Personal information
- Full name: Thomas George Trethewey
- Nickname: "Tom"
- National team: United States
- Born: May 8, 1944 (age 82) Gary, Indiana, U.S.
- Height: 6 ft 1 in (1.85 m)
- Weight: 170 lb (77 kg)
- Spouse: Bettimay Graffius (1967)

Sport
- Sport: Swimming
- Strokes: Breaststroke
- Club: Indianapolis Athletic Club Santa Clara Swim Club
- College team: Indiana University
- Coach: James Counsilman (Indiana U.)

= Tom Trethewey =

American former competition swimmer (born 1944)

Thomas George Trethewey (born May 8, 1944) is an American former competition swimmer who set an American record in the 100-breaststroke and competed for Indiana University. He participated in the 1964 Tokyo Olympics in the 100-meter breaststroke event.

Thomas George Trethewey was born in Northern Indiana's Gary on May 8, 1944, to Mr. and Mrs. William A. Trethewey. He swam for Mt. Lebanon High School in Pittsburgh, Pennsylvania. As early as March 1960, Trethewey was winning events for the Mt. Lebanon Aquatic club, where he swam on a 200-yard medley relay team that set a national record of 1:49.9, and also won the 100-yard butterfly with a time of 1:01.1, and the 100-yard breaststroke with a time of 1:05.8.
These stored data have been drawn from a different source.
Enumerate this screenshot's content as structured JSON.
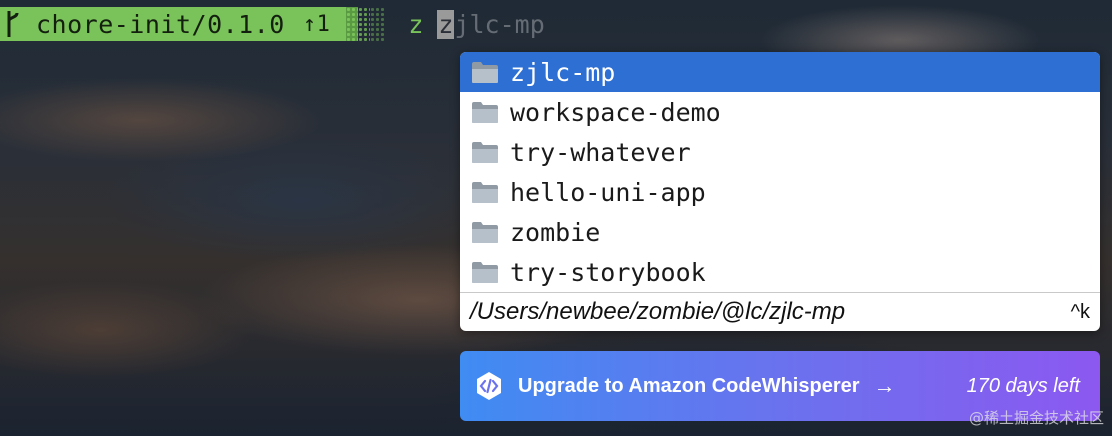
{
  "prompt": {
    "branch": "chore-init/0.1.0",
    "ahead": "↑1",
    "command": "z",
    "typed_cursor_char": "z",
    "ghost_suggestion": "jlc-mp"
  },
  "completion": {
    "items": [
      {
        "label": "zjlc-mp",
        "icon": "folder-icon",
        "selected": true
      },
      {
        "label": "workspace-demo",
        "icon": "folder-icon"
      },
      {
        "label": "try-whatever",
        "icon": "folder-icon"
      },
      {
        "label": "hello-uni-app",
        "icon": "folder-icon"
      },
      {
        "label": "zombie",
        "icon": "folder-icon"
      },
      {
        "label": "try-storybook",
        "icon": "folder-icon"
      }
    ],
    "path": "/Users/newbee/zombie/@lc/zjlc-mp",
    "shortcut": "^k"
  },
  "banner": {
    "icon": "codewhisperer-icon",
    "label": "Upgrade to Amazon CodeWhisperer",
    "arrow": "→",
    "days_left": "170 days left"
  },
  "watermark": "@稀土掘金技术社区",
  "colors": {
    "prompt_green": "#7ac35a",
    "selection_blue": "#2e6fd3",
    "banner_start": "#3f8cf3",
    "banner_end": "#8c58f0"
  }
}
In 1962 while a Senior at Mount Lebanon High, he held a Pennsylvania State record in the 100-yard breaststroke with a time of 1:02.8.

In club swimming, he trained and competed first with the Mt. Lebanon swim club, and later for the Indianapolis Athletic Club. He may have trained briefly with coach George Haines of the Santa Clara Swim Club.

===Indiana University===
He attended Indiana University, where he swam for coach Doc Counsilman's Indiana Hoosiers swimming and diving team in National Collegiate Athletic Association (NCAA) competition from 1963 to 1965. Trethewey was a 200-yard breaststroke champion for the NCAA in 1965 with a new record time of 2:10.4. He was part of a medley relay team for Indiana that won the 1965 National Collegiate Championship.

On July 28, 1963, at the Indiana AAU Outdoor Championships in Indianapolis, Trethewey won the 200-yard breaststroke with a time of 2:37.4, defeating former world record holder Chet Jastremski.

==1964 Tokyo Olympics==
Trethewey represented the United States at the 1964 Summer Olympics in Tokyo where was he was managed and trained by his former collegiate coach James "Doc" Counsilman. He competed in the semifinals of the men's 200-meter breaststroke, recording the ninth-best overall time of 2:34.5.

After graduating Indiana, Trethewey joined the U.S. Navy and served as a fighter pilot.

On September 1, 1967, he married Bettimay Graffius at the Shannon Castle Methodist Church in greater Pittsburgh, Pennsylvania.

===Honors===
Trethewey was an inductee of the Pennsylvania Aquatics Hall of Fame in March, 2025.